"Tyrant!"

"Money-grubber!" corroborated another voice.

"Who starves women and children?" shrieked a third.

"Yah! Booh!" roared the crowd, taking heart.

"Chuck some of his own coals at 'im!" was the frantic adjuration of a foolish virgin who had already expended all her ammunition against the shutters of the gate-lodge.

A lump of something black and crystalline sang past Juggernaut's head, and struck a richly glowing stained-glass window twenty feet behind him. There was a sharp crash and a silvery tinkle, followed by a little gasp from the crowd. The first shot had been fired. Juggernaut knew well that a broadside was imminent, and countered swiftly. In the startled silence which succeeded the destruction of the great window—it had lighted the staircase at Belton for generations—his voice rang out like a trumpet.

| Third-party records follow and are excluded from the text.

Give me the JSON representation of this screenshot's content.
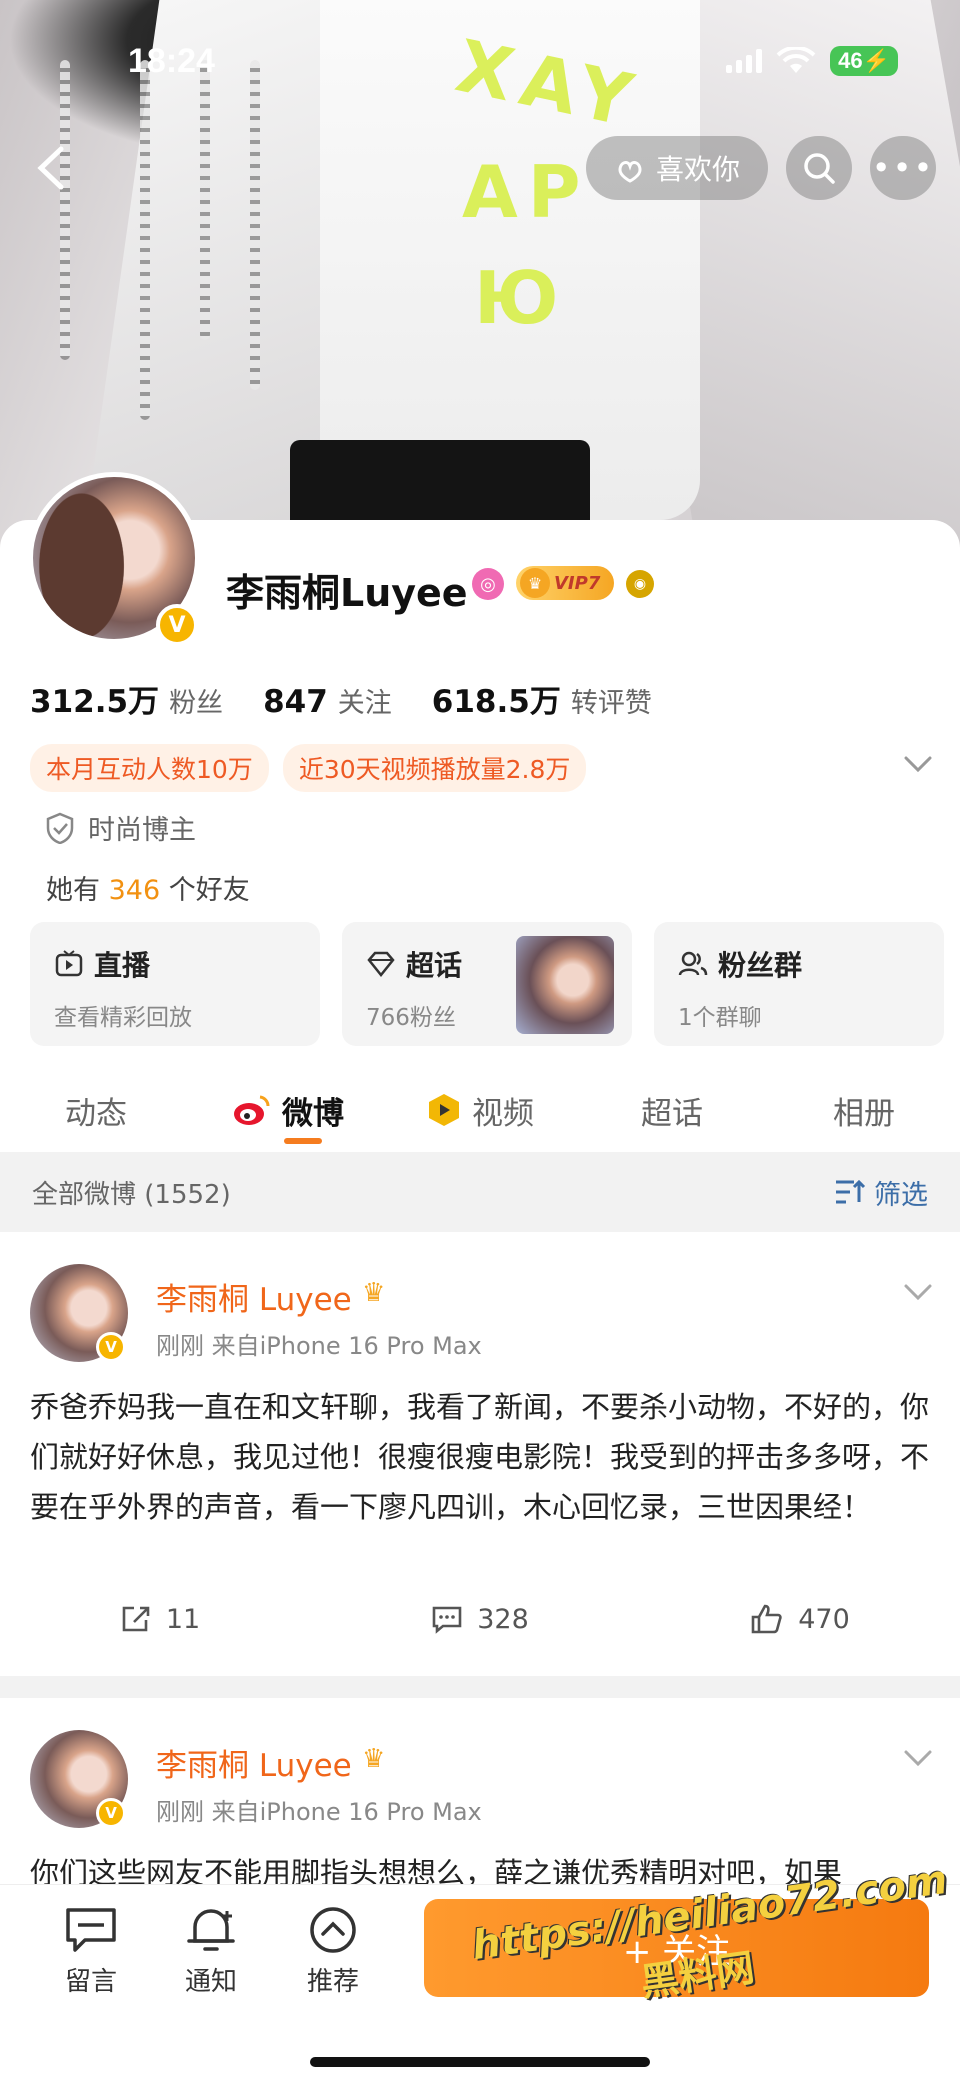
{
  "status_bar": {
    "time": "18:24",
    "battery": "46"
  },
  "header": {
    "like_label": "喜欢你"
  },
  "cover_text": {
    "line1": "XAY",
    "line2": "AP",
    "line3": "Ю"
  },
  "profile": {
    "name": "李雨桐Luyee",
    "vip": "VIP7",
    "stats": [
      {
        "num": "312.5万",
        "label": "粉丝"
      },
      {
        "num": "847",
        "label": "关注"
      },
      {
        "num": "618.5万",
        "label": "转评赞"
      }
    ],
    "tags": [
      "本月互动人数10万",
      "近30天视频播放量2.8万"
    ],
    "category": "时尚博主",
    "friends_prefix": "她有",
    "friends_count": "346",
    "friends_suffix": "个好友"
  },
  "boxes": [
    {
      "title": "直播",
      "sub": "查看精彩回放"
    },
    {
      "title": "超话",
      "sub": "766粉丝"
    },
    {
      "title": "粉丝群",
      "sub": "1个群聊"
    }
  ],
  "tabs": [
    "动态",
    "微博",
    "视频",
    "超话",
    "相册"
  ],
  "feed": {
    "title": "全部微博 (1552)",
    "filter": "筛选"
  },
  "posts": [
    {
      "name": "李雨桐 Luyee",
      "meta": "刚刚  来自iPhone 16 Pro Max",
      "text": "乔爸乔妈我一直在和文轩聊，我看了新闻，不要杀小动物，不好的，你们就好好休息，我见过他！很瘦很瘦电影院！我受到的抨击多多呀，不要在乎外界的声音，看一下廖凡四训，木心回忆录，三世因果经！",
      "reposts": "11",
      "comments": "328",
      "likes": "470"
    },
    {
      "name": "李雨桐 Luyee",
      "meta": "刚刚  来自iPhone 16 Pro Max",
      "text": "你们这些网友不能用脚指头想想么，薛之谦优秀精明对吧，如果"
    }
  ],
  "bottom_nav": [
    {
      "label": "留言",
      "icon": "message-icon"
    },
    {
      "label": "通知",
      "icon": "bell-icon"
    },
    {
      "label": "推荐",
      "icon": "recommend-icon"
    }
  ],
  "follow_label": "+ 关注",
  "watermark": {
    "url": "https://heiliao72.com",
    "name": "黑料网"
  },
  "colors": {
    "accent": "#f57c1f",
    "name_orange": "#f0661a",
    "link_blue": "#3c6ea8",
    "verified": "#f7b500"
  }
}
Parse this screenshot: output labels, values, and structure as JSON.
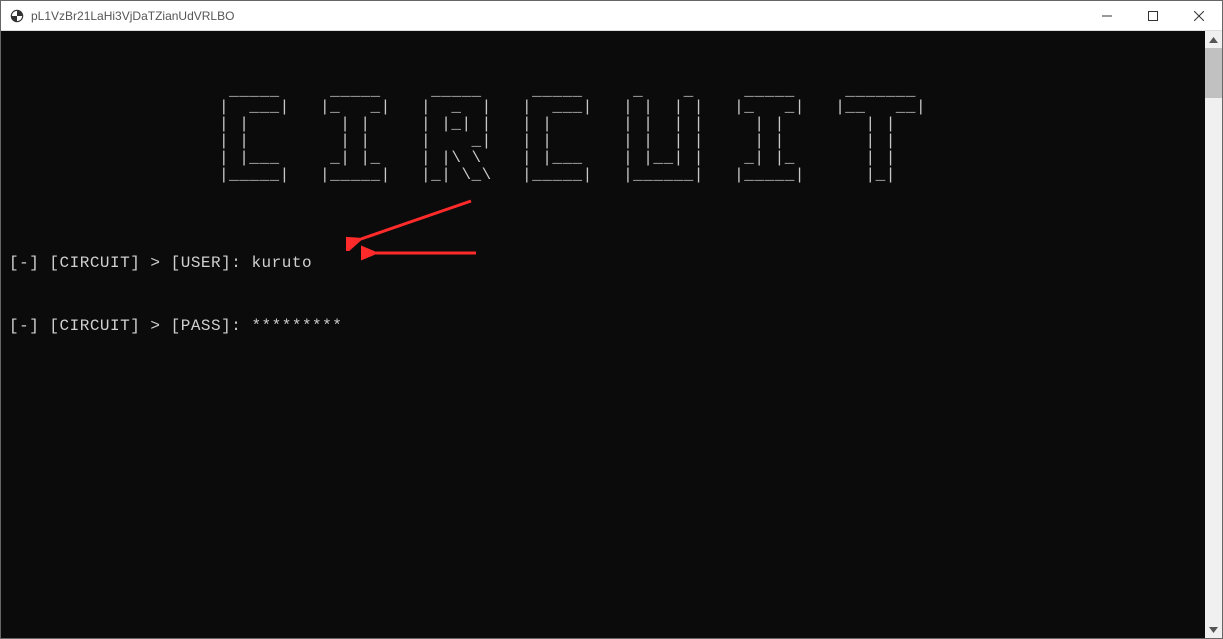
{
  "window": {
    "title": "pL1VzBr21LaHi3VjDaTZianUdVRLBO"
  },
  "terminal": {
    "ascii_banner": " _____     _____     _____     _____     _    _     _____     _______\n|  ___|   |_   _|   |  _  |   |  ___|   | |  | |   |_   _|   |__   __|\n| |         | |     | |_| |   | |       | |  | |     | |        | |\n| |         | |     |    _|   | |       | |  | |     | |        | |\n| |___     _| |_    | |\\ \\    | |___    | |__| |    _| |_       | |\n|_____|   |_____|   |_| \\_\\   |_____|   |______|   |_____|      |_|",
    "prompts": [
      {
        "prefix": "[-] [CIRCUIT] > [USER]: ",
        "value": "kuruto"
      },
      {
        "prefix": "[-] [CIRCUIT] > [PASS]: ",
        "value": "*********"
      }
    ]
  }
}
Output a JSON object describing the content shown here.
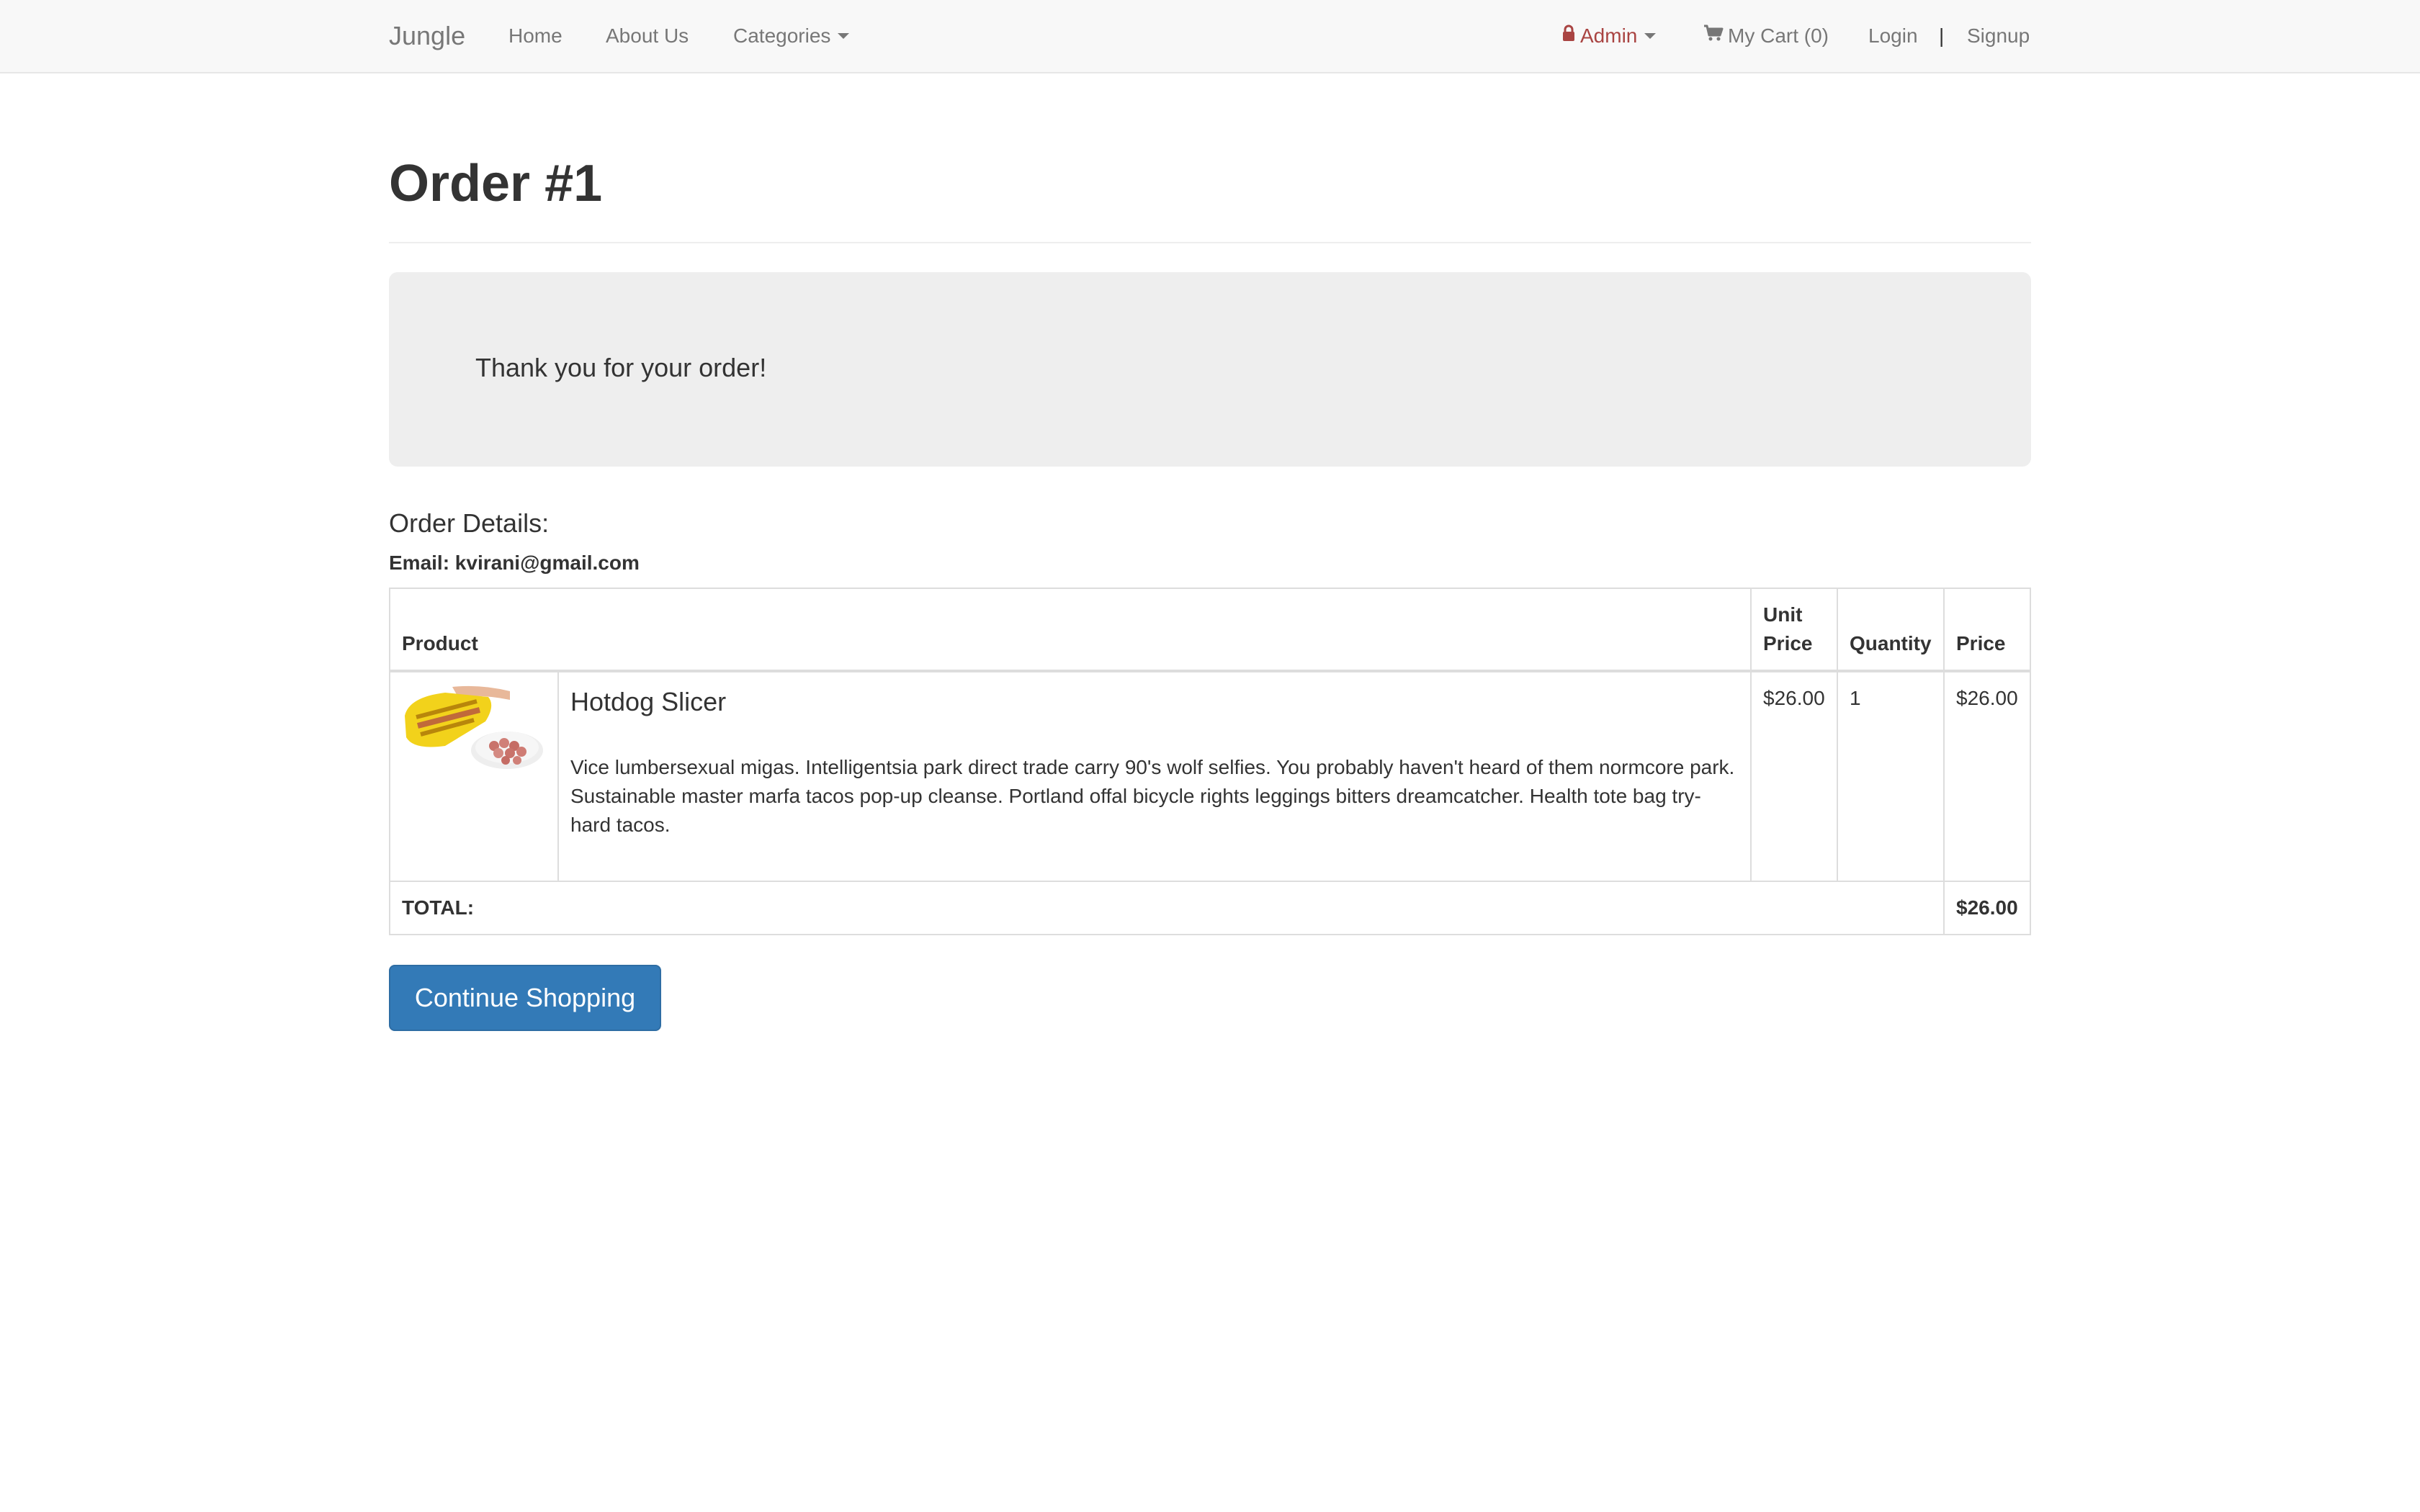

"Listen to me!" he cried. "You have a grievance. You have come up here to square accounts with me. You think you have right on your side: I think it is on mine. Both of us are spoiling for a fight. In our present frame of mind nothing else will satisfy us. Now here is a fair offer. Send up any two men you like out of that multitude down there, and I will take them on, both together or one after the other, as you please. I am rising forty-seven, but if I fail to drop either of your representatives over this balustrade, back where he came from, inside of five minutes, I promise to remit the dues on that odd hundredweight that you are making all this to do about. Is it a bargain, gentlemen?"

He had struck the right note. The low, angry murmuring suddenly ceased, and a great wave of Homeric laughter rolled over the crowd. The British collier has his faults, but within his limits he is a sportsman. He appreciates pluck.

"Good lad!" roared a voice out of the darkness. Then there fell another silence.

"I am waiting, gentlemen," said Juggernaut presently.